Page 1 of 1

### Maximum frequency of current stimulation

Posted: Thu Jun 18, 2020 4:56 am
Hi,

I am trying to simulate current injection stimulation with high frequency( ~MHz).

However, when I plot the Curren injection profile, it looks like NEURON cannot follow MHz speed due to the fixed time step(dt) value.

What is the maximum frequency that I can apply and is there any way to simulate MHz sinusoidal current injection stimulation?

Regards,
Jaehoon

### Re: Maximum frequency of current stimulation

Posted: Thu Jun 18, 2020 11:28 am
jaehoonlee13 wrote: Thu Jun 18, 2020 4:56 amHowever, when I plot the Curren injection profile, it looks like NEURON cannot follow MHz speed due to the fixed time step(dt) value.
So make dt smaller.

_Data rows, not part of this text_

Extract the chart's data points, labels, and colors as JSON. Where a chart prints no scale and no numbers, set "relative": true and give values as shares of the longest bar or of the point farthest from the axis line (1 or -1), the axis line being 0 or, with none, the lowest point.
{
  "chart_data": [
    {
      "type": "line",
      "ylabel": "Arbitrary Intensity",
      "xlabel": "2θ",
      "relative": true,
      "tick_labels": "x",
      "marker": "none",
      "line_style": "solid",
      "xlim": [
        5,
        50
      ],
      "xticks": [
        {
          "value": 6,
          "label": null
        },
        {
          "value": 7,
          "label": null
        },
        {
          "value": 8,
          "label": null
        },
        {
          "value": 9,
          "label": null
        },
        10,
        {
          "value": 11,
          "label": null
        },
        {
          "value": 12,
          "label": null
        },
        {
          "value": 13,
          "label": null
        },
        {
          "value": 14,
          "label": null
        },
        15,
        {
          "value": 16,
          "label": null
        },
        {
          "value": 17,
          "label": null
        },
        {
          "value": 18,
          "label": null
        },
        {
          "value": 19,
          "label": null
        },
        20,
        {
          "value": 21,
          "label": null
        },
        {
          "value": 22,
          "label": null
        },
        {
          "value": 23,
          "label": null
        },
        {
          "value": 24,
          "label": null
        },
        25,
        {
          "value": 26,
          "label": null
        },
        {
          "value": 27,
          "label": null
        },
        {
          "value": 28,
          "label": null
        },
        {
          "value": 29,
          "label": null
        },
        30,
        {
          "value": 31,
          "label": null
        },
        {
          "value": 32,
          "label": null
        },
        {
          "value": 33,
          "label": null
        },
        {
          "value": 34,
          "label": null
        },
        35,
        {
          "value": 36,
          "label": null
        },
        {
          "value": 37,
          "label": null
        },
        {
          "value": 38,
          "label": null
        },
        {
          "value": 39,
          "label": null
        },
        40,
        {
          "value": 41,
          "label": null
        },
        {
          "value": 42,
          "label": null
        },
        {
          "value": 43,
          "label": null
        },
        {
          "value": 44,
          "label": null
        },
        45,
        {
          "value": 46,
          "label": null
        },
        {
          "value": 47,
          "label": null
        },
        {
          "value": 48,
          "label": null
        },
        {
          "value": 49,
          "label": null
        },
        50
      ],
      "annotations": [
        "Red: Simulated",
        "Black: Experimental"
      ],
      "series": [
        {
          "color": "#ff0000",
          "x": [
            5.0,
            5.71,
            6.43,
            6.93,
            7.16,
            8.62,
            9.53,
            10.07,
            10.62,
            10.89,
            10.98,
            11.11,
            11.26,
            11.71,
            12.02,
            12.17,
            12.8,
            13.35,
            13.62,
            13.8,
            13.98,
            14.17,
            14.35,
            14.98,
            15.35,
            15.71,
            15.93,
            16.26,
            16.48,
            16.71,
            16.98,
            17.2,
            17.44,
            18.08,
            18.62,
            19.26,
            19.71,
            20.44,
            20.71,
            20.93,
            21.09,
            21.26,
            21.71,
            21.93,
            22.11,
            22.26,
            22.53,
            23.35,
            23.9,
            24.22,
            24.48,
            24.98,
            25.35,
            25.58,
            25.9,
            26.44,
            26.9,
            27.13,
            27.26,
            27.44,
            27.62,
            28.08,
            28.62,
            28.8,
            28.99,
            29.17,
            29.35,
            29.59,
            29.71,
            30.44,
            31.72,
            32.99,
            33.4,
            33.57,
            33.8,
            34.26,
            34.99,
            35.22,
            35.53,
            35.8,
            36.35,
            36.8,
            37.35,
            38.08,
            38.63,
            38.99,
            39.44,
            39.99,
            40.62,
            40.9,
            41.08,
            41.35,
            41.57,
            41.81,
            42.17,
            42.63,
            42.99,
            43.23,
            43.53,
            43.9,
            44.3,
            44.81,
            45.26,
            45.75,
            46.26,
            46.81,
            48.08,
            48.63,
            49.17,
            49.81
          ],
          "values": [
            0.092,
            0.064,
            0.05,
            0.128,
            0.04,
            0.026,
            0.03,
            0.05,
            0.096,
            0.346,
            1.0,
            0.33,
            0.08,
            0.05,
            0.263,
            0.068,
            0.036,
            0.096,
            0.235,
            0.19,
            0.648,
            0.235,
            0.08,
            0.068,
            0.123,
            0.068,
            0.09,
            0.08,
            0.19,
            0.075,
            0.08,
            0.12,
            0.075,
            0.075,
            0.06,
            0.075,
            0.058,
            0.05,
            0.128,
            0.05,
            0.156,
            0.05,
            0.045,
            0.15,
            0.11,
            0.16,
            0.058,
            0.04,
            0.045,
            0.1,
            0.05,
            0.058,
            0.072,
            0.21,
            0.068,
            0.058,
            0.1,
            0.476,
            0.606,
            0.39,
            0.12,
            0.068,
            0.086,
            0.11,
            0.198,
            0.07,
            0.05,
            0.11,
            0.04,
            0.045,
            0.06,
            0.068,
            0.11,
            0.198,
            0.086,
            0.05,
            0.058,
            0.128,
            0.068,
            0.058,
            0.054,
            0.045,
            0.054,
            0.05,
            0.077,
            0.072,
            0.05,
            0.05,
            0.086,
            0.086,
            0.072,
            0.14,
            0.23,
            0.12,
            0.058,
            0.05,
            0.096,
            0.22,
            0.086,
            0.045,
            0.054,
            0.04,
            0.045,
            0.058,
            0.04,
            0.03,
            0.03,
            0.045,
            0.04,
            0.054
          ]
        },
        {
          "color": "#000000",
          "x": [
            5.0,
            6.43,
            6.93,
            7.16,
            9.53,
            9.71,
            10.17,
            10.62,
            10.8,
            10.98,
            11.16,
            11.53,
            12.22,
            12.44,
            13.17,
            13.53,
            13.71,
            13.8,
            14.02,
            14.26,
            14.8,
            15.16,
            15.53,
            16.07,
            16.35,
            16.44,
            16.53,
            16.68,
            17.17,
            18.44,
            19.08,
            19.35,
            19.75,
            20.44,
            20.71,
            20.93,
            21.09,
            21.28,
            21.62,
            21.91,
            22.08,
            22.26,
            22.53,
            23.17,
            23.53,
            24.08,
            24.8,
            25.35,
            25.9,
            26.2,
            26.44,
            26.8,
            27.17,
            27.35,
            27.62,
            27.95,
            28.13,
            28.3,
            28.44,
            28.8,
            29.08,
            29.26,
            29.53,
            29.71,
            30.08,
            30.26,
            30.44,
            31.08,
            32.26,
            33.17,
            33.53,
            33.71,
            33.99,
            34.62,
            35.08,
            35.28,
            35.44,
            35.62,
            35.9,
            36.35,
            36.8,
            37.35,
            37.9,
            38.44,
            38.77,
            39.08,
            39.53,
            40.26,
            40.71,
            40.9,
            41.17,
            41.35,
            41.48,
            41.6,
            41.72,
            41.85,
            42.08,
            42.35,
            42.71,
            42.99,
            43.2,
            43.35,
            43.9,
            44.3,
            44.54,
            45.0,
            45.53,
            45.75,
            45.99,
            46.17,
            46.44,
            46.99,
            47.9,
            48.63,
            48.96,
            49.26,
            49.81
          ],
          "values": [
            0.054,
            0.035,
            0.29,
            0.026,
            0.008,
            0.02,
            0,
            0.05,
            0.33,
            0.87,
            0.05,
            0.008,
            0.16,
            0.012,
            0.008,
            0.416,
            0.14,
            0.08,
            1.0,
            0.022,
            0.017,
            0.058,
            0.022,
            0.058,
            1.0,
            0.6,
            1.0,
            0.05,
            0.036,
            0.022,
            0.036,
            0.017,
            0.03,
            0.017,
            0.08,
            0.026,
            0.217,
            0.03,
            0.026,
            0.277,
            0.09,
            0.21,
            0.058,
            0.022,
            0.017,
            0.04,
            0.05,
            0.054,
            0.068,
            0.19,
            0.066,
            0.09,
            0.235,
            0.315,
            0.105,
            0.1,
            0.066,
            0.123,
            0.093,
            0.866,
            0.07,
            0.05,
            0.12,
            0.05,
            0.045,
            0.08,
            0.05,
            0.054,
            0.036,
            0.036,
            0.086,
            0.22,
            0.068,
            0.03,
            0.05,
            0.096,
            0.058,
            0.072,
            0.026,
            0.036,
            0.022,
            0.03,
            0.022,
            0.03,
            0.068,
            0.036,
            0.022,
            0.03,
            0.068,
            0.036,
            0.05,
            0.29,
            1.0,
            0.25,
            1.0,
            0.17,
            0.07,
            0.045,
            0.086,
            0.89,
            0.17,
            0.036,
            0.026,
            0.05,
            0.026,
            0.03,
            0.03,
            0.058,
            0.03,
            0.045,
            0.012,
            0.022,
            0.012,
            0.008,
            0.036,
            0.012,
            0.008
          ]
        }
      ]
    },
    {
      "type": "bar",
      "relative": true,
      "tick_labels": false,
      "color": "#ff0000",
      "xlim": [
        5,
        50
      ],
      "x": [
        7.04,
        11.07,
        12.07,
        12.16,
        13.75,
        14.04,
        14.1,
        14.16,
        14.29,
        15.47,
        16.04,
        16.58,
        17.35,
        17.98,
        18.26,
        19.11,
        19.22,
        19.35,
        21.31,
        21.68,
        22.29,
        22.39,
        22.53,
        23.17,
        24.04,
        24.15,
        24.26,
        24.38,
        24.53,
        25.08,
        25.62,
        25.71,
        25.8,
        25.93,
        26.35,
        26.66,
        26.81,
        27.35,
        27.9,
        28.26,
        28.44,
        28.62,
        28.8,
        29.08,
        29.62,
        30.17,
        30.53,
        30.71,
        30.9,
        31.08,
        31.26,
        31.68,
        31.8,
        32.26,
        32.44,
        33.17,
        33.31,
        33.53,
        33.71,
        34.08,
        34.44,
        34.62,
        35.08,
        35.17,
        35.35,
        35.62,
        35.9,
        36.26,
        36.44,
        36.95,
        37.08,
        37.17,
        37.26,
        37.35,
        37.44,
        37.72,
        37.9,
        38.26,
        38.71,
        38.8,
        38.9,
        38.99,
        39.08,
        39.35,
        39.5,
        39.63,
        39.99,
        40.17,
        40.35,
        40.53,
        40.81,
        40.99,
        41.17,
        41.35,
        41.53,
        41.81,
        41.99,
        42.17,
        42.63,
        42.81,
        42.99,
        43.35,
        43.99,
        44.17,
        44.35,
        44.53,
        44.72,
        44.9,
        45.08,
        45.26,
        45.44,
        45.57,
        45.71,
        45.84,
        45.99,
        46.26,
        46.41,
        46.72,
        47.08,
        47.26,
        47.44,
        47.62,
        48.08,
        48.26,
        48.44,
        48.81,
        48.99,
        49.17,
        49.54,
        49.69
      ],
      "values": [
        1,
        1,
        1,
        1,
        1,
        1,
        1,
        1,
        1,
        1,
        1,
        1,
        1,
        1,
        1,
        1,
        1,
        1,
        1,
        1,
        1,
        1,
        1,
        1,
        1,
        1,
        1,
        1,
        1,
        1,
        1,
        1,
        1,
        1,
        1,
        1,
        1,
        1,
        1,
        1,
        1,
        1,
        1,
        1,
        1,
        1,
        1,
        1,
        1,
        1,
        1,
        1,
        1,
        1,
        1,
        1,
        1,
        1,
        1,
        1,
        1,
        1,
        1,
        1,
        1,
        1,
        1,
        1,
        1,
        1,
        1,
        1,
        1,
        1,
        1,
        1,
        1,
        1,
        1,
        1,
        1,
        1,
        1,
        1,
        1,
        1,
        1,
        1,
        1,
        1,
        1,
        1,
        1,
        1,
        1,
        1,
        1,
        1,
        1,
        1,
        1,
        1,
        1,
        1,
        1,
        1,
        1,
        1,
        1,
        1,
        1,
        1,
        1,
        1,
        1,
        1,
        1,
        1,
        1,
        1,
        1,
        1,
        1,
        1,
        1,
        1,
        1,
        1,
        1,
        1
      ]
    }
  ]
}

If you only want to satisfy the Nyquist criterion, 5e-4 ms would be sufficient. If you really want the sampled current to approximate a sine wave, dt will have to be significantly smaller (1/10 of the period, i.e. 1e-4 ms).

### Re: Maximum frequency of current stimulation

Posted: Thu Jun 18, 2020 9:02 pm
Hi Ted,

How can I make dt smaller? I have read NEURON NMODL instruction manuel and it said that "neither t nor the time step dt should be changed in NMODL".

What is the default dt value and how I can change it?

### Re: Maximum frequency of current stimulation

Posted: Mon Jun 22, 2020 10:45 am
Where did you get the idea that NMODL controls t or dt? Did you read that somewhere? I ask because there's all kinds of nonsense in print and online, and if there's rubbish somewhere about NEURON, we need to know about it in order to be able to deal with it effectively.

t and dt are built-in variables that are managed by NEURON's computational engine. Their values are known to hoc as t and dt, and to Python as h.t and h.dt (assuming that Python has imported h from the neuron library). An ordinary assignment statement is sufficient to specify the value of dt. You can assign any value you like to dt as long as it is >0. However, if NEURON's gui has been loaded, during initialization dt will automatically be checked and, if necessary, forced to be consistent with the parameter steps_per_ms (in Python it's h.steps_per_ms) which controls how many points are plotted per ms. "Consistent with steps_per_ms" means that dt must equal 1/(N*steps_per_ms) where N is a whole number 1, 2, 3 . . .. This ensures that, between plotted points, the solution advances by a whole number of dt time steps.